Aidoo, Owusu Fordjour, Tanga, Chrysantus Mbi, Khamis, Fathiya Mbarak, Rasowo, Brenda Amondi, Mohamed, Samira Abuelgasim, Badii, Benjamin Kongyeli, Salifu, Daisy, Sétamou, Mamoudou, Ekesi, Sunday, Borgemeister, Christian
Journal of applied entomology 2019 v.143 no.3 pp. 262-270
Bergera koenigii, Candidatus Liberibacter africanus, Citrus, Clausena anisata, Trioza erytreae, adults, bioassays, eggs, epidemiology, feeding preferences, greening disease, host plants, host preferences, industry, morphometry, pests, population dynamics, reproduction, shrubs, trees, Asia, Europe, Kenya
African citrus greening (ACGD) and huanglongbing (HLB) diseases are the most damaging diseases of citrus worldwide. Currently, the disease has no cure and has been attributed to the collapse of the citrus industry in several countries. In Africa, the causative agent “Candidatus” Liberibacter africanus is vectored by African citrus triozid (ACT) Trioza erytreae Del Guercio (Hemiptera: Triozidae). African citrus triozid is native to Africa but has been recently reported in Asia and Europe. Apart from citrus, Murraya koenigii (L.) and Clausena anisata (Willd) Hook. F. ex Benth. are also considered as preferred host plants. At present, there is scant information on host plant suitability and preference of T. erytreae.
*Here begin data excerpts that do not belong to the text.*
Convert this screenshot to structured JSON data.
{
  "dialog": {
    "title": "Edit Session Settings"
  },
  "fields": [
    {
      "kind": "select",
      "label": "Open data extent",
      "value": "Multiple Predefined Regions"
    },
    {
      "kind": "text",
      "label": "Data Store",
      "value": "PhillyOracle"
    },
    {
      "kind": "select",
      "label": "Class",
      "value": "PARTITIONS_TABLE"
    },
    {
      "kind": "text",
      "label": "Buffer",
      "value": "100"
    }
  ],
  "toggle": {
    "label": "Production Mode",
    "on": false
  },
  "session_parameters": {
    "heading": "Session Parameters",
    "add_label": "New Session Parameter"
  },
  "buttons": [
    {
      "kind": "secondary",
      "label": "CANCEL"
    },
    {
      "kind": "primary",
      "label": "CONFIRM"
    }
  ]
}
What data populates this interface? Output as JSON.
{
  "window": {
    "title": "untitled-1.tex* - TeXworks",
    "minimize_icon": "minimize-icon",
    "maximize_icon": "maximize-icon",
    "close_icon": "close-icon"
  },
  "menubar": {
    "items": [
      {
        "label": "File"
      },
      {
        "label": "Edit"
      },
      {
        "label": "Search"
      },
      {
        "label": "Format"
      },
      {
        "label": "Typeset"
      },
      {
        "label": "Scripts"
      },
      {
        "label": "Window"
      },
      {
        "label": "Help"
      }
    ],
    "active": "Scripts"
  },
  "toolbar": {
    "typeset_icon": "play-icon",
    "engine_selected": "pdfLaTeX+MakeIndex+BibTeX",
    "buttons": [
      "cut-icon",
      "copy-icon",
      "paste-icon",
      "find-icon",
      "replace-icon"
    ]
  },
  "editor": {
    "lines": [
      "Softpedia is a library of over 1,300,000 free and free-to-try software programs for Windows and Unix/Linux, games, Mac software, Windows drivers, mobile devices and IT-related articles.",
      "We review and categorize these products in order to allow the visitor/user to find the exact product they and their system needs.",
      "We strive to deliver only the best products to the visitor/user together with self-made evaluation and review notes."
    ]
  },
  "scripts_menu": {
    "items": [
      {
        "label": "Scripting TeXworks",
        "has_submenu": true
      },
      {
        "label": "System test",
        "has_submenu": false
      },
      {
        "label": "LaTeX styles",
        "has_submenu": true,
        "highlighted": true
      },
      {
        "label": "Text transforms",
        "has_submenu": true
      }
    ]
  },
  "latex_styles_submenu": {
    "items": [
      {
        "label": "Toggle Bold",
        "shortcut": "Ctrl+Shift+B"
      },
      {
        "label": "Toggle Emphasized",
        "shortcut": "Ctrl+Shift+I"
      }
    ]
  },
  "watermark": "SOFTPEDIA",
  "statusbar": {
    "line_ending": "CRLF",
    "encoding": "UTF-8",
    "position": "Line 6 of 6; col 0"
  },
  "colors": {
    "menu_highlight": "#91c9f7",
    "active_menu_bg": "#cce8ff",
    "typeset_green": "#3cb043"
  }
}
Also, there are contradictory reports on its reproduction and survival on rutaceous and non‐rutaceous host plants. In the present study, we tested the suitability and preference of rutaceous and non‐rutaceous trees and shrubs as potential ACT host plants in choice and no‐choice bioassays. The development from egg to the adult stage was longest on Calodendrum capense (Wright & Arn.) Engl. Host plants of superior quality accordingly to several ACT's biological parameters measured also revealed significantly higher morphometric characteristics. Our findings on the host status of the five rutaceous plants imply that these plants can greatly influence the population dynamics of ACT as well as the epidemiology of ACGD, and these can be a useful guide in the area‐wide management of the pest in Kenya.